CS 180 Project 1

Simple implementation

The most basic implementation would be to divide the image into three equal parts and overlay the corresponding channels. However, in doing this, it becomes clear the images are not aligned.

Cathedral glass plate image from library of congress

Three channels separated and overlaid with no alignment

Alignment: Naive implementation

So, how do we align these images? The simplest method would be to brute force check all x and y translations within a window (say -15 to +15 pixels) and see which resulting image is "best". To define "best", we have to choose an image matching metric. A simple criterion would be to choose the L2 norm or Euclidean distance and define "best" as the image which minimizes the distance between the channel being aligned and the alignment target. The Euclidean distance is defined as follows: \[\text{dist}=\sqrt{\sum(image_1-image_2)^2}\] Where image1 is a pixel of the first image and image2 is a pixel of the second image. The square of the difference is summed for each corresponding pixel in the two images. In our implementation, we drop the square root because it does not affect which shift minimizes the distance. Another metric is the normalized cross correlation (NCC), which is defined as follows: \[\text{NCC} = \frac{\sum(image_1-\mu_1)\cdot(image_2-\mu_2)}{\sqrt{\sum(image_1-\mu_1)^2\sum(image_2-\mu_2)^2}}\] The NCC is less sensitive to changes in illumination and contrast, so brightness offsets in the different channels don't affect the resulting score as much as it would for a Euclidean distance. Moving forward, the alghorithms all use NCC because of this reason.

Unaligned image

Aligned image using L2 norm

Aligned image using NCC

Alignment: Cropping

Upon inspection, it's clear that some plates are still misaligned. This is because of behavior at the edges of the plates. Thus, to attain a much better alignment, we can simply crop out the edges that are skewing our results. Moreover, we don't need the entire image to align the plates, so we can crop more aggressively and only consider a smaller portion of the image. In our implementation, we crop 25% off of each side, effectively using 25% of the original image area. This results in a faster and much better alignment. We also crop the outer 5% of the final image to partly get rid of blank borders.

Cathedral Single-Scale
OffsetR = [12,3], OffsetG = [5,2]

Monastery Single-Scale
OffsetR = [3,2], OffsetG = [-3,2]

Tobolsk Single-Scale
OffsetR = [7,3], OffsetG = [3,3]

Image Pyramids

So cropping and exhaustively searching all alignment seems to work pretty well for the images so far. However, this method does not scale well and becomes incredibly expensive for large displacements (which is often the case for higher resolution images). Thus, to accomodate higher resolution images as well as generally create a more efficient alghorithm, we implemented an image pyramid. An image pyrmaid consists of an image at many different levels of resolution. This allows us to align on the coursest resolution and then slowly step down levels and perform finer adjustments. For our implementation we blur and subsample the plate being aligned and the plate being aligned to until either the height or width is below 32 pixels. We then align it over a 5 pixel window and use the displacement vector (the values have to be doubled to match the resolution of the previous level) as a prior to aligning the previous pyramid level. We keep using the shift obtained from one level as a prior to aligning the previous level until we reach level 0 or the original image. This yielded significantly faster results that are as good as the exhaustive search.
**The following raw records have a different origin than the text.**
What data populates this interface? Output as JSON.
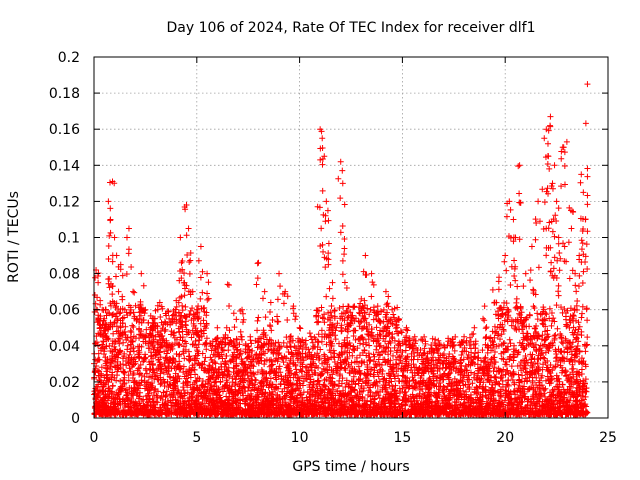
{
  "chart_data": {
    "type": "scatter",
    "title": "Day 106 of 2024, Rate Of TEC Index for receiver dlf1",
    "xlabel": "GPS time / hours",
    "ylabel": "ROTI / TECUs",
    "xlim": [
      0,
      25
    ],
    "ylim": [
      0,
      0.2
    ],
    "xticks": [
      "0",
      "5",
      "10",
      "15",
      "20",
      "25"
    ],
    "yticks": [
      "0",
      "0.02",
      "0.04",
      "0.06",
      "0.08",
      "0.1",
      "0.12",
      "0.14",
      "0.16",
      "0.18",
      "0.2"
    ],
    "grid": true,
    "marker": "plus",
    "color": "#ff0000",
    "series": [
      {
        "x": [
          0.1,
          0.2,
          0.3,
          0.4,
          0.5,
          0.7,
          0.8,
          0.9,
          1.0,
          1.1,
          1.3,
          1.5,
          1.7,
          1.9,
          2.1,
          2.3,
          2.5,
          2.8,
          3.0,
          3.2,
          3.5,
          3.8,
          4.0,
          4.2,
          4.3,
          4.4,
          4.5,
          4.6,
          4.8,
          5.0,
          5.2,
          5.5,
          6.0,
          6.5,
          6.8,
          7.2,
          7.6,
          8.0,
          8.3,
          8.6,
          9.0,
          9.3,
          9.7,
          10.0,
          10.5,
          11.0,
          11.1,
          11.2,
          11.3,
          11.4,
          11.6,
          12.0,
          12.1,
          12.3,
          12.6,
          13.0,
          13.2,
          13.5,
          13.8,
          14.2,
          14.5,
          14.8,
          15.2,
          15.6,
          16.0,
          16.5,
          17.0,
          17.5,
          18.0,
          18.5,
          19.0,
          19.4,
          19.7,
          20.0,
          20.2,
          20.4,
          20.5,
          20.7,
          21.0,
          21.3,
          21.6,
          21.9,
          22.0,
          22.1,
          22.2,
          22.3,
          22.4,
          22.5,
          22.6,
          22.8,
          23.0,
          23.2,
          23.4,
          23.6,
          23.7,
          23.8,
          23.9,
          24.0
        ],
        "y": [
          0.082,
          0.075,
          0.065,
          0.06,
          0.055,
          0.12,
          0.11,
          0.131,
          0.1,
          0.09,
          0.085,
          0.06,
          0.105,
          0.07,
          0.055,
          0.08,
          0.06,
          0.05,
          0.045,
          0.064,
          0.04,
          0.055,
          0.065,
          0.1,
          0.087,
          0.075,
          0.118,
          0.105,
          0.07,
          0.06,
          0.095,
          0.08,
          0.05,
          0.074,
          0.058,
          0.06,
          0.045,
          0.086,
          0.07,
          0.064,
          0.08,
          0.07,
          0.062,
          0.05,
          0.047,
          0.16,
          0.155,
          0.145,
          0.12,
          0.085,
          0.075,
          0.142,
          0.13,
          0.072,
          0.055,
          0.066,
          0.09,
          0.08,
          0.062,
          0.07,
          0.06,
          0.055,
          0.05,
          0.045,
          0.035,
          0.032,
          0.03,
          0.033,
          0.045,
          0.05,
          0.062,
          0.071,
          0.078,
          0.09,
          0.12,
          0.11,
          0.1,
          0.14,
          0.08,
          0.095,
          0.12,
          0.155,
          0.16,
          0.145,
          0.167,
          0.13,
          0.14,
          0.12,
          0.1,
          0.15,
          0.153,
          0.115,
          0.08,
          0.09,
          0.135,
          0.125,
          0.11,
          0.185
        ],
        "baseline_band": [
          0.002,
          0.045
        ],
        "point_count_approx": 6000
      }
    ]
  }
}
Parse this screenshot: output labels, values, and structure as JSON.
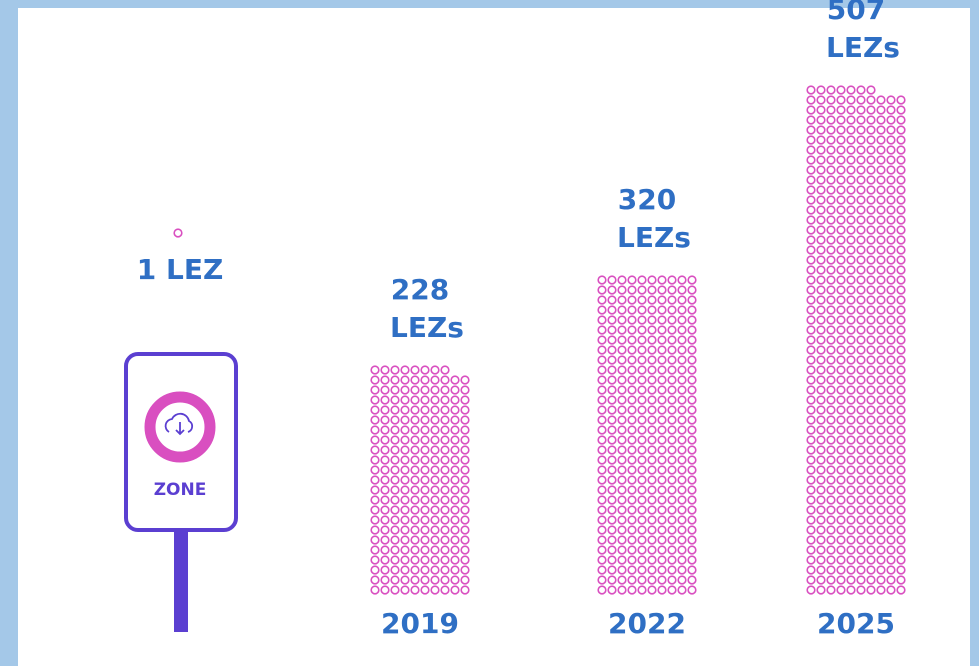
{
  "chart_data": {
    "type": "pictogram",
    "categories": [
      null,
      "2019",
      "2022",
      "2025"
    ],
    "values": [
      1,
      228,
      320,
      507
    ],
    "value_labels": [
      "1 LEZ",
      "228 LEZs",
      "320 LEZs",
      "507 LEZs"
    ],
    "color": "#d94fc0",
    "sign_label": "ZONE"
  }
}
Image pyramid diagrom from wikipedia
https://en.wikipedia.org/wiki/Pyramid_(image_processing)#/media/File:Image_pyramid.svg

Results

These are the results of the final alghorithm using the NCC as the metric, aggressive cropping for better alignment, and an image pyramid for efficieny. One may notice that our alignment for Emir did not quite work out. We believe this is because our distance metric is based on correlation of pixel values. Because the red, green and blue filters don't actually follow the same trends, it doesn't quite work out. Taking a look at the three separate channels before alignment, one can see that the red and blue channels seem to be almost the oppsite. Moreover, because we used NCC and are maximizing it, we are looking for a positive correlation rather than a negative one. It may have been preferable to maximize the magnitude instead.